In this post in the ONE Blog, John Anner, president of the East Meets West Foundation, discusses how the foundation is helping to improve sanitation and hygiene practices among poor populations. “As leaders gathered in Stockholm last week for World Water Week to discuss the future of our most precious natural resource, we are soberly reminded that for millions of people around the world, water safety is compromised because of poor sanitation and hygiene, which are the cause of numerous infections and waterborne illnesses,” he writes. “With the support of a new grant from the Bill & Melinda Gates Foundation, East Meets West is pioneering a new approach to behavior change — one that we believe can help transform the sanitation and hygiene practices of those living in the most disadvantaged communities in Vietnam and Cambodia,” he continues, and details the community-based approach (9/4).
“Cholera vaccine gives indirect protection to unvaccinated people in communities where a substantial fraction of the population gets the vaccine,” according to a study from the island of Zanzibar in East Africa, published in the Lancet on Tuesday, NPR’s “Shots” blog reports. “The effect is called ‘herd immunity,'” the blog notes. According to “Shots,” “half the people in six rural and urban areas received two doses of oral cholera vaccine,” and “[f]or those who got it, the vaccine was 79 percent protective against the disease” while “their neighbors who didn’t get vaccinated had almost as much protection.”
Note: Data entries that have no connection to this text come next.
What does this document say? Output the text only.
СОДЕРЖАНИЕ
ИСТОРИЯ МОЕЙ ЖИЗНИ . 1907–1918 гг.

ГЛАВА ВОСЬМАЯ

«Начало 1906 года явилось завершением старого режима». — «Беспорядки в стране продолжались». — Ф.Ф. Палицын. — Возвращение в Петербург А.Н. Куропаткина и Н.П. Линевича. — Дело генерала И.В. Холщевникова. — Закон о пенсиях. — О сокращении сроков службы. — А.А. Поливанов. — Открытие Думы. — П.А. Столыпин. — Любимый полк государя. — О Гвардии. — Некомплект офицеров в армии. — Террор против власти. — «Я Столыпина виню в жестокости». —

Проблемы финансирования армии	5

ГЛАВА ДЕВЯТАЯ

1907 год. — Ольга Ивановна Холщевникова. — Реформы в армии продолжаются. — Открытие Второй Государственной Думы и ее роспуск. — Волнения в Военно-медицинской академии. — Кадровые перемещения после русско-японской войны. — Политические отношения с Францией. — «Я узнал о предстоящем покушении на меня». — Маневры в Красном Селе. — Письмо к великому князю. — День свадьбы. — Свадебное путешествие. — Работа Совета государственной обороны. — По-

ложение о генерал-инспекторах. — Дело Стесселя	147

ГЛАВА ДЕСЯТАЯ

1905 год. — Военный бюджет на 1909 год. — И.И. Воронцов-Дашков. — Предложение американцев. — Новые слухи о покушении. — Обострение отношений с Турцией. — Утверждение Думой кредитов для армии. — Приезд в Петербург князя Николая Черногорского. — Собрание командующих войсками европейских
U.N. Secretary-General Ban Ki-moon “warned on Friday that Haiti was struggling to cope with a cholera epidemic that has killed thousands and deteriorating conditions in tent camps as aid groups withdraw from the impoverished country due to a lack of funding,” Reuters reports. “In a report to the U.N. Security Council, Ban said there had been an increase in the number of cholera cases since the rainy season began in early March and the World Health Organization had projected there could be up to 112,000 cases during 2012,” the news service writes.